Тогда царь египетский призвал к себе Мотте и сказал:
– Ваша взяла. Теперь прости мне еще раз и помолись Господу вашему, чтобы он только отвратил от меня сию смертушку смертную неминучую.
Вышел Мотте от царя египетского и помолился. И воздвигнул Господь с противной стороны сильный ветер, и понес он саранчу, и бросил ее в Черное море.
Но ожесточил только царь египетский сердце свое и не дал народу волюшку вольную, и продолжились мучения, и проводили реформы, и топили баржами.
И сказал Господь Мотте:
– Простри руку свою к небу, и будет тьма над тайгой, осязаемая тьма.
Мотте простер руку свою к небу, и была густая тьма по долинам и по взгорьям три дня, и не видели друг друга, и никто не вставал со своего места, сидмя сидели впотьмах без лампочки.
И призвал царь египетский Мотте к себе во дворец и сказал:
– Дай свет! Все прощу!
И провел Мотте электричество.
И ожесточил царь египетский сердце свое и стал мучить народ еще пуще, и отрекались от родителей, и рвали книги на самокрутки.
И сказал тогда Господь Мотте:
– Еще одну казнь Я наведу на царя египетского и на всю его державу березового ситца, такую последнюю и решительную, что после этого он оставит народ в покое. Слушай: в полночь Я пройду посреди Египта, и умрет всякий первенец от царевича до первенца рабыни, которая при жерновах, и все первородное из скота, и будет вопль и плач великий от стольного града до самых до окраин, какого не бывало и никогда не будет более.
И прошел в полночь Господь по Египту.
И встал ночью царь египетский, и все рабы его, и весь Египет, и сделался великий вопль и плач от столиц до Путивля, ибо не было дома, где не было бы мертвеца.
И
– Все равно не отпущу.
И ожесточил царь египетский сердце свое пуще прежнего и стал мучить народ дальше без конца.
И тогда возроптал Мотте на Господа:
– Но как же так?
И Господь, – допечатывала второпях ремингтонистка, – развел руками.
Отчего-то вспомнил, как последний раз ездил на дачу в Валентиновку, прежде чем ее спалили.

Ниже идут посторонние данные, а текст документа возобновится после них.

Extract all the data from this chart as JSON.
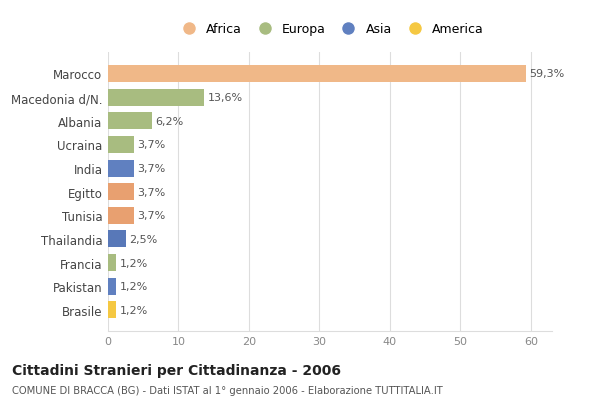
{
  "categories": [
    "Brasile",
    "Pakistan",
    "Francia",
    "Thailandia",
    "Tunisia",
    "Egitto",
    "India",
    "Ucraina",
    "Albania",
    "Macedonia d/N.",
    "Marocco"
  ],
  "values": [
    1.2,
    1.2,
    1.2,
    2.5,
    3.7,
    3.7,
    3.7,
    3.7,
    6.2,
    13.6,
    59.3
  ],
  "colors": [
    "#F5C842",
    "#6080C0",
    "#A8BC80",
    "#5878B8",
    "#E8A070",
    "#E8A070",
    "#6080C0",
    "#A8BC80",
    "#A8BC80",
    "#A8BC80",
    "#F0B888"
  ],
  "bar_labels": [
    "1,2%",
    "1,2%",
    "1,2%",
    "2,5%",
    "3,7%",
    "3,7%",
    "3,7%",
    "3,7%",
    "6,2%",
    "13,6%",
    "59,3%"
  ],
  "legend_labels": [
    "Africa",
    "Europa",
    "Asia",
    "America"
  ],
  "legend_colors": [
    "#F0B888",
    "#A8BC80",
    "#6080C0",
    "#F5C842"
  ],
  "title": "Cittadini Stranieri per Cittadinanza - 2006",
  "subtitle": "COMUNE DI BRACCA (BG) - Dati ISTAT al 1° gennaio 2006 - Elaborazione TUTTITALIA.IT",
  "xlim": [
    0,
    63
  ],
  "xticks": [
    0,
    10,
    20,
    30,
    40,
    50,
    60
  ],
  "bg_color": "#ffffff",
  "grid_color": "#dddddd"
}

Я иногда приезжал зимой – посмотреть, все ли в порядке. Часто залезали. Не столько воровать – брать-то там нечего, сколько мальчишки из озорства или бомжи. Переночуют, побьют стекла, а потом еще и спалят. Не специально даже, а по неосторожности: неаккуратно примутся разжигать печку или от окурка, напьются и заснут, да мало ли что. До той зимы несколько раз залезали, но обходилось.

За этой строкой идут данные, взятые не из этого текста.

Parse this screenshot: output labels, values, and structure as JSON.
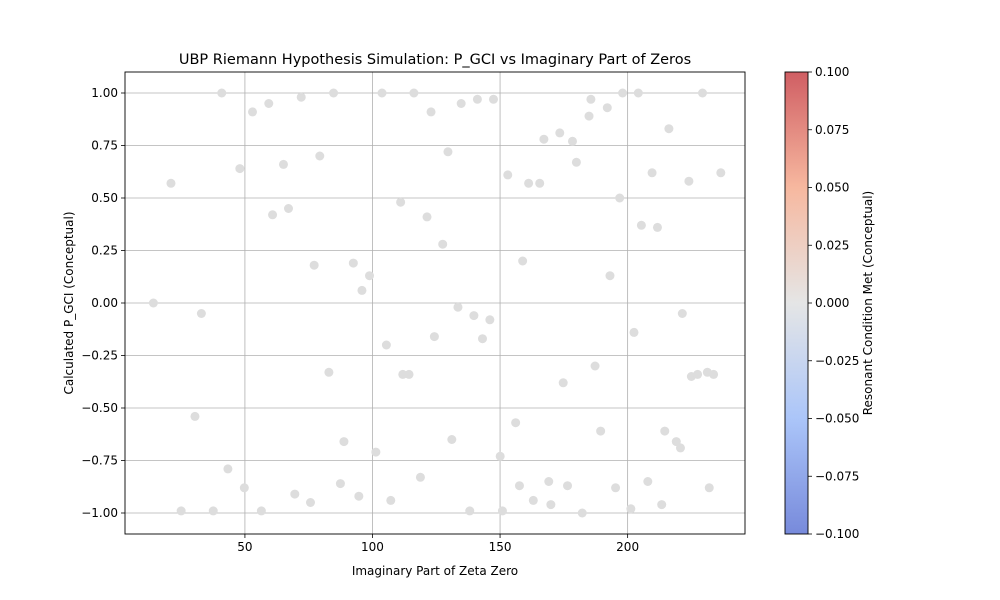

А по правде говоря, просто хотелось вырваться из дома.
Еле открыл дверь на террасу – на крыльце намело целый сугроб. В комнатах все выморожено, тускло. Первым делом – печка.

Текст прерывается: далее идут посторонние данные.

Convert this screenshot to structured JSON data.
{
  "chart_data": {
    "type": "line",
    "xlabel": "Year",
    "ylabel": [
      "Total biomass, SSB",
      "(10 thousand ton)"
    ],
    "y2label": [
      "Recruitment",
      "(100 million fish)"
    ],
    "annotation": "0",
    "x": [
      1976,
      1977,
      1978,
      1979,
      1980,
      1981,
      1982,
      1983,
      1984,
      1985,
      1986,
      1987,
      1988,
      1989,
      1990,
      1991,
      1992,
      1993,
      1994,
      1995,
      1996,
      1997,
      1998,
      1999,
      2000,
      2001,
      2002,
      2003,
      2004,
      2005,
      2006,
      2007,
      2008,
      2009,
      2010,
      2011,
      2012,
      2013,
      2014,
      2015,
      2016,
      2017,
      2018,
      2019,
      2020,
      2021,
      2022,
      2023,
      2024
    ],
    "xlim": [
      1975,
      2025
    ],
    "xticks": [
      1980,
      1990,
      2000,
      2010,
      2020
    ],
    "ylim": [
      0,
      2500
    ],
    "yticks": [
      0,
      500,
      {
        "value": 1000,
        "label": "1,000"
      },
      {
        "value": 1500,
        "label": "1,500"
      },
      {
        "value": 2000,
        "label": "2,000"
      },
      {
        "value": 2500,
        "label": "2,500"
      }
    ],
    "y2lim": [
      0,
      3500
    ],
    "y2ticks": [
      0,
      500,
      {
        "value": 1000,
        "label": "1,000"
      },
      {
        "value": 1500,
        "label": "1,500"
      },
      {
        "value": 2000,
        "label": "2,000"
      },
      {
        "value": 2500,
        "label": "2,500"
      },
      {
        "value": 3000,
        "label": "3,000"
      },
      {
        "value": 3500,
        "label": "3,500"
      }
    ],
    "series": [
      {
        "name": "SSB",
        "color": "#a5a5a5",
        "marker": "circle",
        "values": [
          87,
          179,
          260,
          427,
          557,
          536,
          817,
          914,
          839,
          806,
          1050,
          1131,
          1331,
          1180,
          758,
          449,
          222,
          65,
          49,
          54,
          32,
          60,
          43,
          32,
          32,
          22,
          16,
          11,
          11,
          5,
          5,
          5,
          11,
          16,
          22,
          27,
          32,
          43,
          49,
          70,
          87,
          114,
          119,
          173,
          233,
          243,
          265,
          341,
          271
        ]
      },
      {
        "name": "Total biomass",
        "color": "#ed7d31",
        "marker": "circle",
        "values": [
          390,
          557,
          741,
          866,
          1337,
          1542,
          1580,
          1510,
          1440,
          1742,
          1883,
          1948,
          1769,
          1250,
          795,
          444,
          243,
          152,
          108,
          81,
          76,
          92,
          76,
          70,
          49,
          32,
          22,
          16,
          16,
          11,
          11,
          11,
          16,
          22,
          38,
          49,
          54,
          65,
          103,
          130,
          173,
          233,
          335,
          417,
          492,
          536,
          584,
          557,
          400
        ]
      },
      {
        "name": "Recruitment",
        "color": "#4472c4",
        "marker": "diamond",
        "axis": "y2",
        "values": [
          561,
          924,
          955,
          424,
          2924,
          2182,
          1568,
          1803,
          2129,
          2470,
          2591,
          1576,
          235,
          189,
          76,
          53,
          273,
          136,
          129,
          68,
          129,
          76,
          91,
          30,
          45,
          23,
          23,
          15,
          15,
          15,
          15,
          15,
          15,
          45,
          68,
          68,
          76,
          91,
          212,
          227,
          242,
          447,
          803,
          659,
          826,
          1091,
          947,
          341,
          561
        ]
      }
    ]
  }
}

И вот уже за быстро накалившейся ржавой дверцей жаркая перестрелка, сипение истекающих кипящим соком сучков. Дымная душа поленьев норовит улететь не в небеса, а в комнату. Все отсырело. Вот-вот пойдет пар от дивана, от плетеных соломенных кресел, от слежавшейся пачки прошлогодних газет, от обоев. Дух от печки наполняет комнату, распирает стены, потолок, старое дерево поскрипывает.
За окном жасмин с белыми мышками на ветках. На снегу вавилонская клинопись. На соседнем сарае навалило столько, что он вот-вот тихо рухнет.
В вагоне утренней электрички было пусто, проморожено. Запах лыжной мази. Пустая бутылка каталась под скамейками от остановки к остановке. В тамбуре кто-то прикуривал, и осветились руки. Мелькнул одинокий лыжник на переезде, чиркнул по стеклу путевой рабочий в оранжевой куртке, медленно ползли далекие трубы, забывшие дым. Деревья, дома, заборы – все под снегом. В поле две синие лыжни андреевским крестом. В Подлипках вошел и сел на скамейке напротив слепой с собакой – стал вынимать ей из лап льдышки. А та все меня нюхала.
В Валентиновке один только я и вышел. Заснеженные ели, сугробы, зимний поселок пуст, дачи стоят забитые, вымерзшие, тишина, вместо дорог утоптанные тропки. В городе и снега-то почти не видно, а тут столько выпало, что заборы, летом высокие, теперь по колено.
Затопил печку, поставил чайник, пошел расчищать дорожку. Снег легкий, морозный, берешь целую лопату, швыряешь к кустам – рассыпается пылью.
Вышел пройтись по поселку, втягиваю колкий воздух, гляжу на ворон, которые осыпают с веток морозной мукой, на утонувшую в сугробе телефонную будку с оторванной трубкой, на собачьи желтые метки у столбов. На одной яблоне еще висит несколько зимников. Под ногами звонко, хрустко. Одиноко, хорошо.